Regia di Robert Guédiguian vedi scheda film
“Da una fantasia di Robert Guediguian” precisa (ma sembra in effetti più un avvertimento, una precauzione se non una giustificazione di quanto avverrà in seguito) la produzione immediatamente dopo il titolo di inizio: quasi un avvertimento che serva a fine pellicola a toglierci di dosso quella sensazione di imbarazzo che ci ha preso ogni qual volta la brillante e fantasiosa vicenda tocchi i limiti più fastidiosi del compiacimento e del caramelloso (e qui ahimé succede abbastanza spesso).
Peccato perché in realtà tutto parrebbe perfetto nell’ambito delle caratteristiche, paesaggistiche ed umane, del percorso cinematografico singolare, accattivante, ma anche impegnato e di denuncia, del tenace regista marsigliese Guediguian, il Ken Loach francese, quello degli operai, dei pescatori e più in generale delle classi più popolari.
Impossibile pensare di non far convergere tutte le vicissitudini di un sogno lungo una mattina come tante, tramite il corpo piccino ma tenace e la mente aperta e generosa della sua attrice-feticcio Ariane Ascaride: qui il regista ci presenta la sua eroina intenta a predisporre ogni minimo particolare, tra torte e altri manicaretti, appropriati per festeggiare il suo compleanno: un traguardo importante questa volta: il mezzo secolo di vita, età di bilanci, e pure quella in cui la sua celebre madre cabarettista e cantante lascio il mondo terreno per una serenità da fruire altrove.

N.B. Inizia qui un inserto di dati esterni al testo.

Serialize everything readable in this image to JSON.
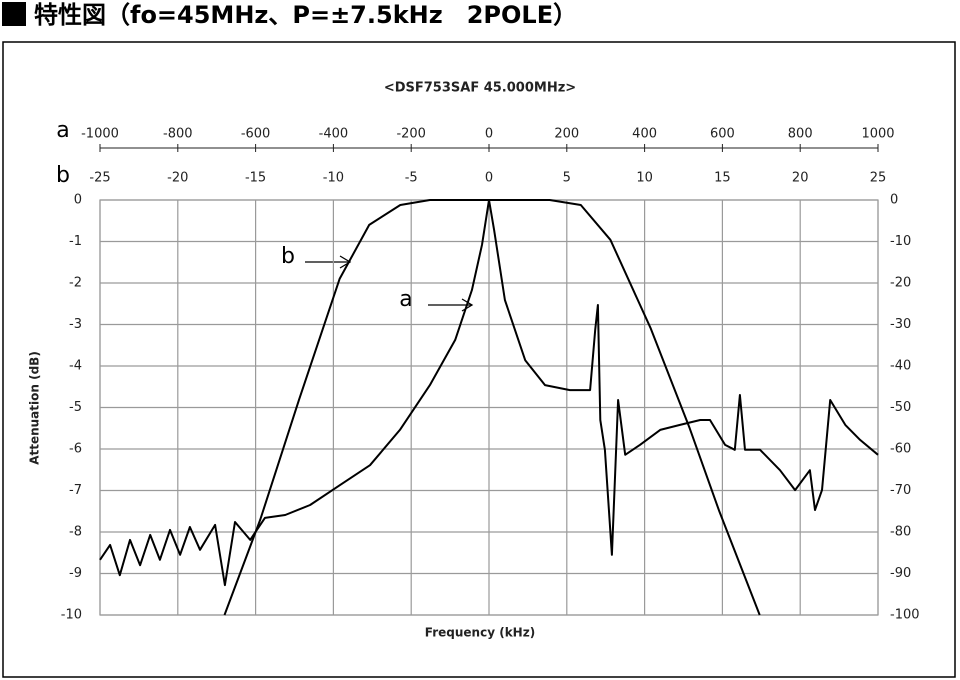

Dopo le prime avvisaglie degli ospiti che la omaggiano con fiori ed auguri, ma nel contempo declinano all’ultimo momento l’invito per altri impegni presunti o comunque vaghi ma irrinunciabili, sola nel suo grazioso appartamento, amareggiata ma non vinta, Ariane decide di uscire e, salita in macchina, si addentra verso un nuovo mondo fatto di bizzarre umanità semplici ma caratterialmente molto vivaci e variegate: un mondo schietto e sfacciatamente sincero, fatto di ristoratori canterini, immigrati nostalgici, cameriere ribelli, fidanzate procaci e prostitute, giovani amanti gelosi e irascibili: un sottobosco urbano afflitto da difficoltà e contrasti, spesso cieco alle sofferenze e difficoltà altrui in quanto troppo intento ed esclusivamente occupato a risolversi gli affanni che l’assillano personalmente. In questo contesto, dominato da una visione egoistica e approfittatrice della vita e delle evenienze, la figura di Ariane si erge a paladina messianica intenta alla sconfitta delle ingiustizie e delle prevaricazioni. Ottima come sempre la Ascaride, così come gli abituali ed immancabili Jean-PierreDarroussin, Jacques Boudet, Gérard Meylan, mentre al gruppo si aggiungono volti piacevoli, nuovi o già della famiglia Guédiguian come Anais Demoustier, Adrien Jolivet, la procace e formosa Lola Naymark: belli e accattivanti, sensuali e carnali di una giovinezza prepotente quanto effimera, che li rende fieri ed egoisti, bisognosi della "cura" della messianica Ariane.
Peccato che la storiella - esile e fin troppo schiava del prepotentemente bello, impegnativo seppur solare e magico paesaggio della costa marsigliese, selvaggia e battuta dal vento, circondata di spiagge di acciottolato bianche e isole spoglie e dal profilo magico - si faccia opprimere da un buonismo e da un sentimentalismo che smorzano ogni più ottimistico slancio che ci colse nell’incipit iniziale, quando l’avvio alterna il colore e la perfezione della casa di Ariane, alla squadrata linearità dei sobborghi circostanti, ripresi come disegnati dalla mano geometrica di un programma di disegno tecnico.
Una puerilità che davvero non si conviene ad un regista altrimenti lucido ed impegnato (si pensi solo all'ultimo eccezionale, lucido ed impegnato pur nella sua lievità "Le nevi del Kilimangiaro") non solo nelle scaramucce di famiglia, ma in ben più concreti problemi civici ed umani di questa nostra combattuta società. Resta lo stile leggero e delicato, l'ambientazione suggestiva ma realistica, e naturalmente il valido cast; ma stavolta l'alchimia proprio non funziona e si trascina tra macchiette bidimensionali e zucchero filato che rimane indigesto anche ai palati più avvezzi a dolciumi e romanticherie.